La Chimère commandait-elle aux éléments naturels, pour penser que la foudre tomberait sur le chapiteau, et qu’elle viendrait ainsi achever le prêtre? Etait-ce là le plus grand pouvoir d’il Diavolo? L'ennemi, quel qu’il fût, avait-il déclenché jusqu’à cet ouragan tombé sur Venise ? Pietro ne pouvait se défaire de cette impression de sortilège.
— Et il y a autre chose..., continua Brozzi.
Il ôta ses besicles et les nettoya un instant en retenant un haut-le-coeur. En soulevant un reste de vêtement, il venait de découvrir une nouvelle plaie, contours de chair brûlée.
— Il a été émasculé.
Il prit une profonde inspiration et rajusta ses lunettes.
— Il devait être déjà à moitié vidé de son sang. Il n’avait pas été dépouillé de ses vêtements.

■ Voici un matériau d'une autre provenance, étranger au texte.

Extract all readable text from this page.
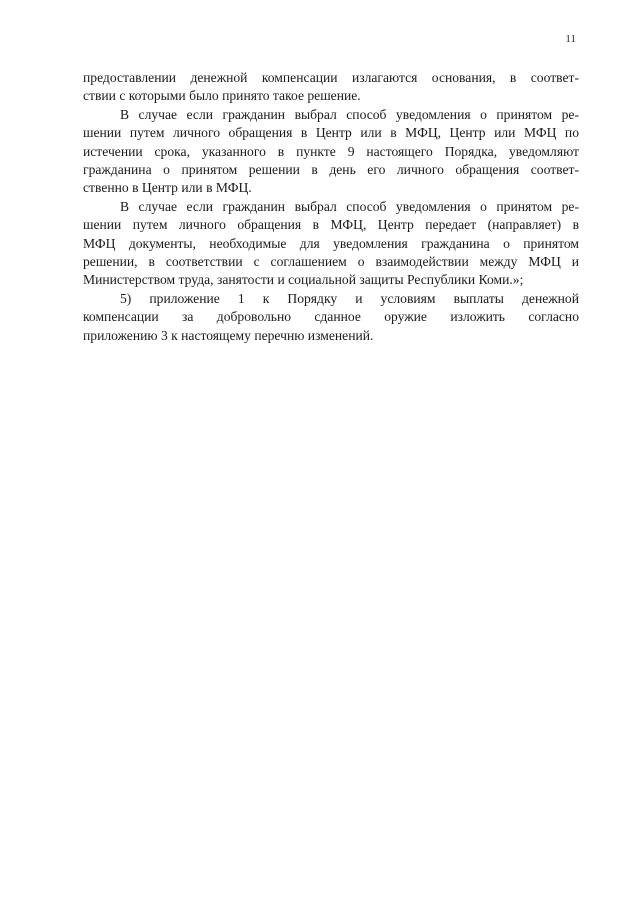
11
предоставлении денежной компенсации излагаются основания, в соответ-
ствии с которыми было принято такое решение.
В случае если гражданин выбрал способ уведомления о принятом ре-
шении путем личного обращения в Центр или в МФЦ, Центр или МФЦ по
истечении срока, указанного в пункте 9 настоящего Порядка, уведомляют
гражданина о принятом решении в день его личного обращения соответ-
ственно в Центр или в МФЦ.
В случае если гражданин выбрал способ уведомления о принятом ре-
шении путем личного обращения в МФЦ, Центр передает (направляет) в
МФЦ документы, необходимые для уведомления гражданина о принятом
решении, в соответствии с соглашением о взаимодействии между МФЦ и
Министерством труда, занятости и социальной защиты Республики Коми.»;
5) приложение 1 к Порядку и условиям выплаты денежной
компенсации за добровольно сданное оружие изложить согласно
приложению 3 к настоящему перечню изменений.
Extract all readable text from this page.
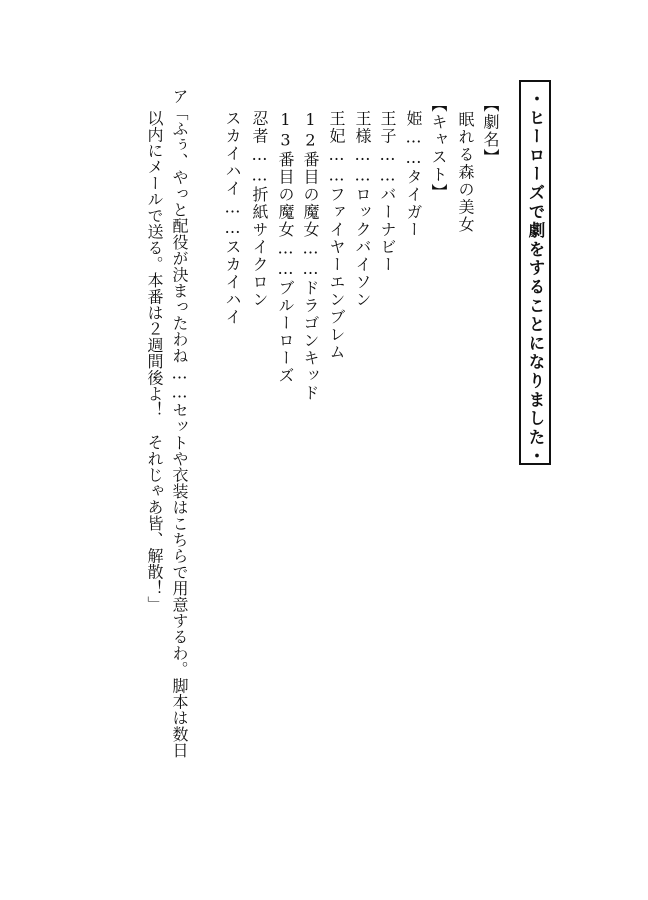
・ヒーローズで劇をすることになりました・
【劇名】
眠れる森の美女
【キャスト】
姫……タイガー
王子……バーナビー
王様……ロックバイソン
王妃……ファイヤーエンブレム
12番目の魔女……ドラゴンキッド
13番目の魔女……ブルーローズ
忍者……折紙サイクロン
スカイハイ……スカイハイ
ア「ふぅ、やっと配役が決まったわね……セットや衣装はこちらで用意するわ。脚本は数日
以内にメールで送る。本番は２週間後よ！　それじゃあ皆、解散！」
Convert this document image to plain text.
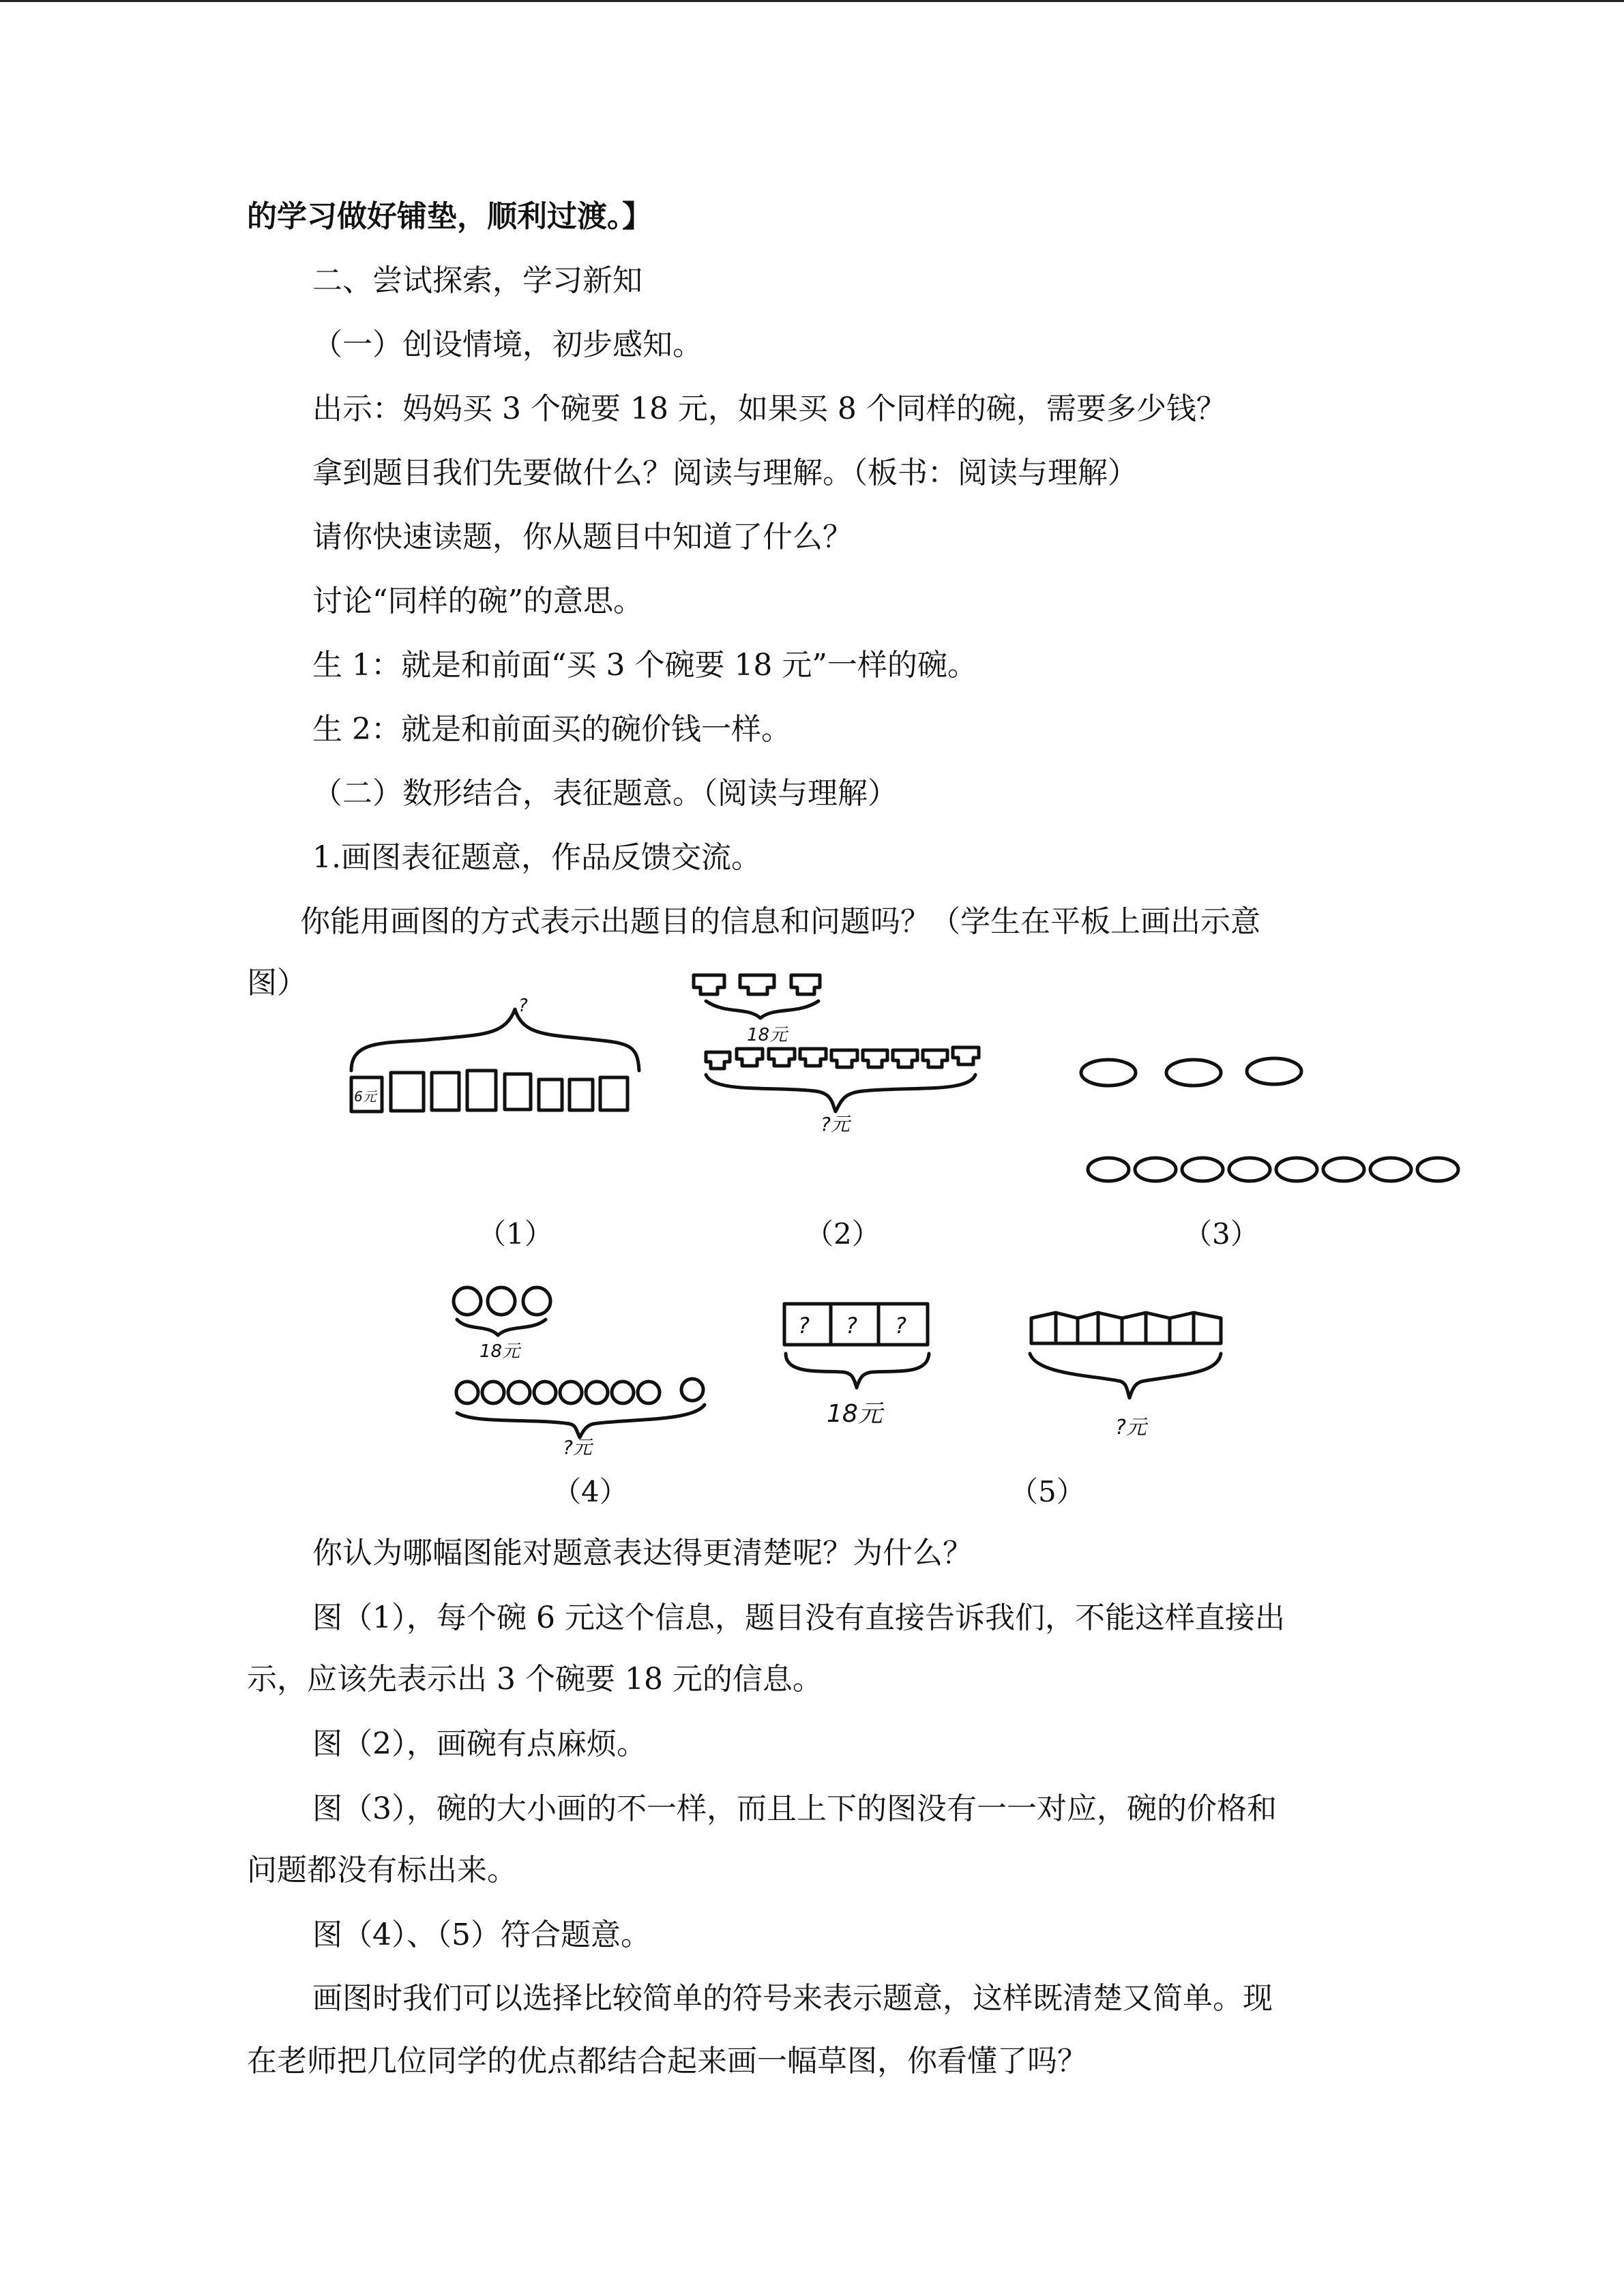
的学习做好铺垫，顺利过渡。】
二、尝试探索，学习新知
（一）创设情境，初步感知。
出示：妈妈买 3 个碗要 18 元，如果买 8 个同样的碗，需要多少钱？
拿到题目我们先要做什么？阅读与理解。（板书：阅读与理解）
请你快速读题，你从题目中知道了什么？
讨论“同样的碗”的意思。
生 1：就是和前面“买 3 个碗要 18 元”一样的碗。
生 2：就是和前面买的碗价钱一样。
（二）数形结合，表征题意。（阅读与理解）
1.画图表征题意，作品反馈交流。
你能用画图的方式表示出题目的信息和问题吗？（学生在平板上画出示意
图）
?
6元
18元
?元
（1）	（2）	（3）
18元
?元
? ? ?
18元	?元
（4）	（5）
你认为哪幅图能对题意表达得更清楚呢？为什么？
图（1），每个碗 6 元这个信息，题目没有直接告诉我们，不能这样直接出
示，应该先表示出 3 个碗要 18 元的信息。
图（2），画碗有点麻烦。
图（3），碗的大小画的不一样，而且上下的图没有一一对应，碗的价格和
问题都没有标出来。
图（4）、（5）符合题意。
画图时我们可以选择比较简单的符号来表示题意，这样既清楚又简单。现
在老师把几位同学的优点都结合起来画一幅草图，你看懂了吗？
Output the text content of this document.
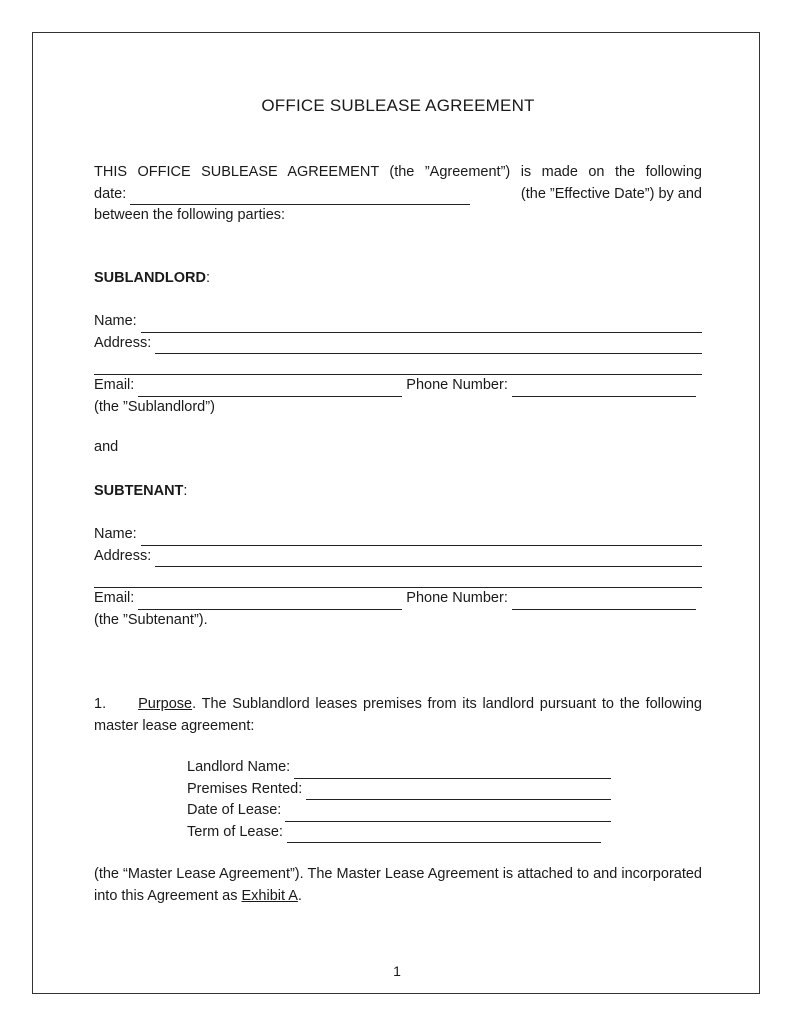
OFFICE SUBLEASE AGREEMENT
THIS OFFICE SUBLEASE AGREEMENT (the ”Agreement”) is made on the following
date:	(the ”Effective Date”) by and
between the following parties:
SUBLANDLORD:
Name:
Address:
Email:	Phone Number:
(the ”Sublandlord”)
and
SUBTENANT:
Name:
Address:
Email:	Phone Number:
(the ”Subtenant”).
1. Purpose. The Sublandlord leases premises from its landlord pursuant to the following master lease agreement:
Landlord Name:
Premises Rented:
Date of Lease:
Term of Lease:
(the “Master Lease Agreement”). The Master Lease Agreement is attached to and incorporated into this Agreement as Exhibit A.
1
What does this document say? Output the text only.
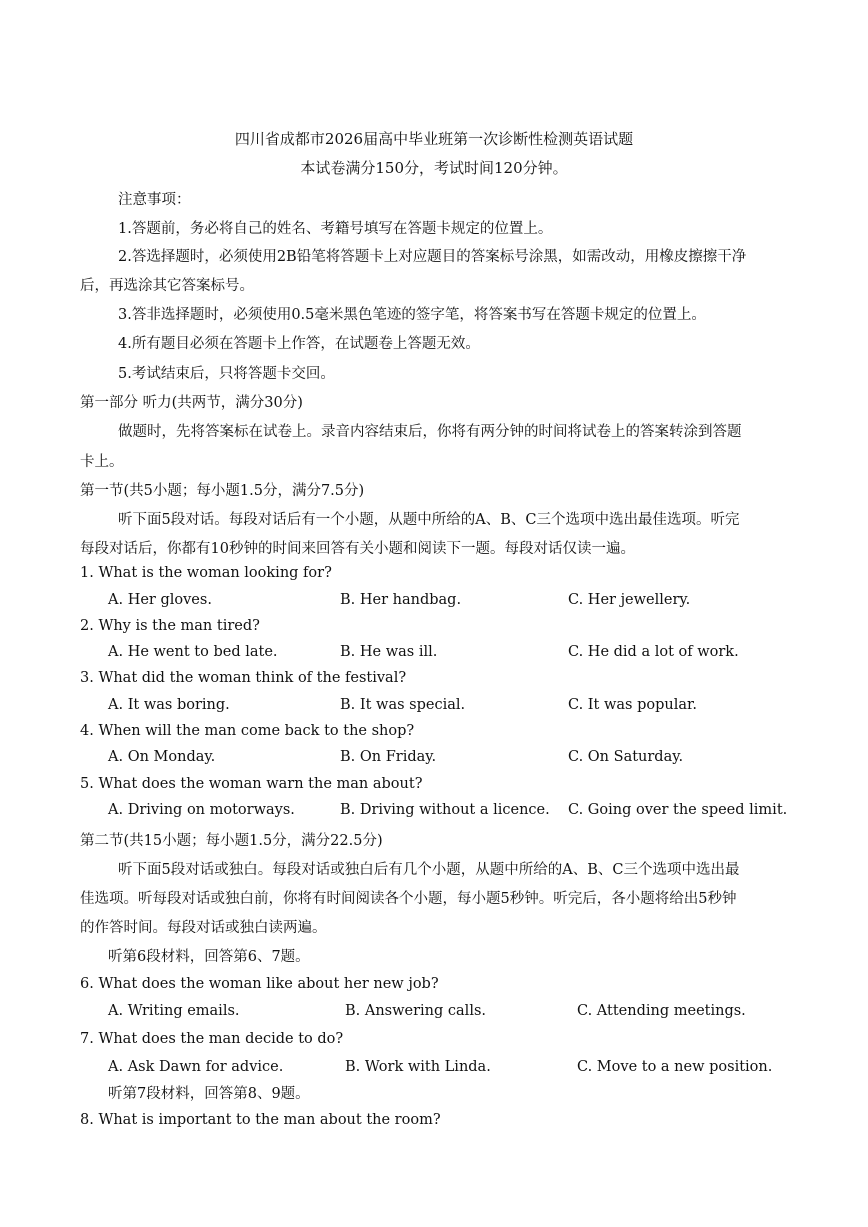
四川省成都市2026届高中毕业班第一次诊断性检测英语试题
本试卷满分150分，考试时间120分钟。
注意事项：
1.答题前，务必将自己的姓名、考籍号填写在答题卡规定的位置上。
2.答选择题时，必须使用2B铅笔将答题卡上对应题目的答案标号涂黑，如需改动，用橡皮擦擦干净
后，再选涂其它答案标号。
3.答非选择题时，必须使用0.5毫米黑色笔迹的签字笔，将答案书写在答题卡规定的位置上。
4.所有题目必须在答题卡上作答，在试题卷上答题无效。
5.考试结束后，只将答题卡交回。
第一部分 听力(共两节，满分30分)
做题时，先将答案标在试卷上。录音内容结束后，你将有两分钟的时间将试卷上的答案转涂到答题
卡上。
第一节(共5小题；每小题1.5分，满分7.5分)
听下面5段对话。每段对话后有一个小题，从题中所给的A、B、C三个选项中选出最佳选项。听完
每段对话后，你都有10秒钟的时间来回答有关小题和阅读下一题。每段对话仅读一遍。
1. What is the woman looking for?
A. Her gloves.	B. Her handbag.	C. Her jewellery.
2. Why is the man tired?
A. He went to bed late.	B. He was ill.	C. He did a lot of work.
3. What did the woman think of the festival?
A. It was boring.	B. It was special.	C. It was popular.
4. When will the man come back to the shop?
A. On Monday.	B. On Friday.	C. On Saturday.
5. What does the woman warn the man about?
A. Driving on motorways.	B. Driving without a licence. C. Going over the speed limit.
第二节(共15小题；每小题1.5分，满分22.5分)
听下面5段对话或独白。每段对话或独白后有几个小题，从题中所给的A、B、C三个选项中选出最
佳选项。听每段对话或独白前，你将有时间阅读各个小题，每小题5秒钟。听完后，各小题将给出5秒钟
的作答时间。每段对话或独白读两遍。
听第6段材料，回答第6、7题。
6. What does the woman like about her new job?
A. Writing emails.	B. Answering calls.	C. Attending meetings.
7. What does the man decide to do?
A. Ask Dawn for advice.	B. Work with Linda.	C. Move to a new position.
听第7段材料，回答第8、9题。
8. What is important to the man about the room?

Il avait gardé son aube, dont il ne reste presque rien.
Les doigts de Pietro caressaient maintenant la Descente de croix qu’il avait sous les yeux. Il s’agissait bel et bien d’un tableau et non, comme il l’avait cru au départ, d’une fresque murale. Pietro fut soudain alerté par une légère différence de couleur entre la paroi, blanchie à la chaux, et l’endroit exact où – il en était sûr à présent – ce tableau aurait dû se trouver. Pas de doute : on l’avait récemment déplacé. Les coins de son cadre accusaient un angle bizarre. Le tableau, dans son ensemble, n’était pas tout à fait droit... Pietro laissa courir sa main sur le cadre, puis sur le liseré du mur. Il écarta les bras de part et d’autre, fléchit légèrement les jambes et, d’une poussée, souleva le tableau. Landretto le vit vaciller un instant. Il abandonna aussitôt la plume pour se porter à son secours, sous les yeux étonnés de Brozzi. Ensemble, ils ôtèrent la Descente de croix. Le médecin continua son examen. Pietro et son valet déposèrent le grand tableau plus loin. Puis ils regardèrent de nouveau en direction du mur, vers l’endroit qu’ils avaient mis au jour. Il était barré d’une fissure transversale, parfaitement chaotique, et...
Brozzi continuait de parler tout seul. Viravolta ne l’entendait plus.
Miseria.
Il recula lentement, de quelques pas.
Lorsqu’il fut à la hauteur du médecin, celui-ci, perturbé par le silence de plomb qui venait de tomber autour de lui, ôta ses besicles et se tourna à son tour vers le mur.
La bufera infernal, che mai non resta,
Mena li spiriti con la sua rapina;
Voltando e percotendo li molesta.
La tourmente infernale, qui n’a pas de repos,
Mène les ombres avec sa rage;
Et les tourne et les heurte et les harcèle.
Et, un peu plus loin :
Vexilla regis prodeunt inferni.
C'était une nouvelle inscription, non pas taillée au couteau dans la chair humaine, comme cela avait été le cas pour Marcello, mais écrite sur le mur.
— Des lettres de sang, murmura Pietro.
Il tourna vers Brozzi un regard interdit.
La main du médecin de la Quarantia retomba sur le cadavre.
Les enseignes du roi de l’Enfer s’avancent.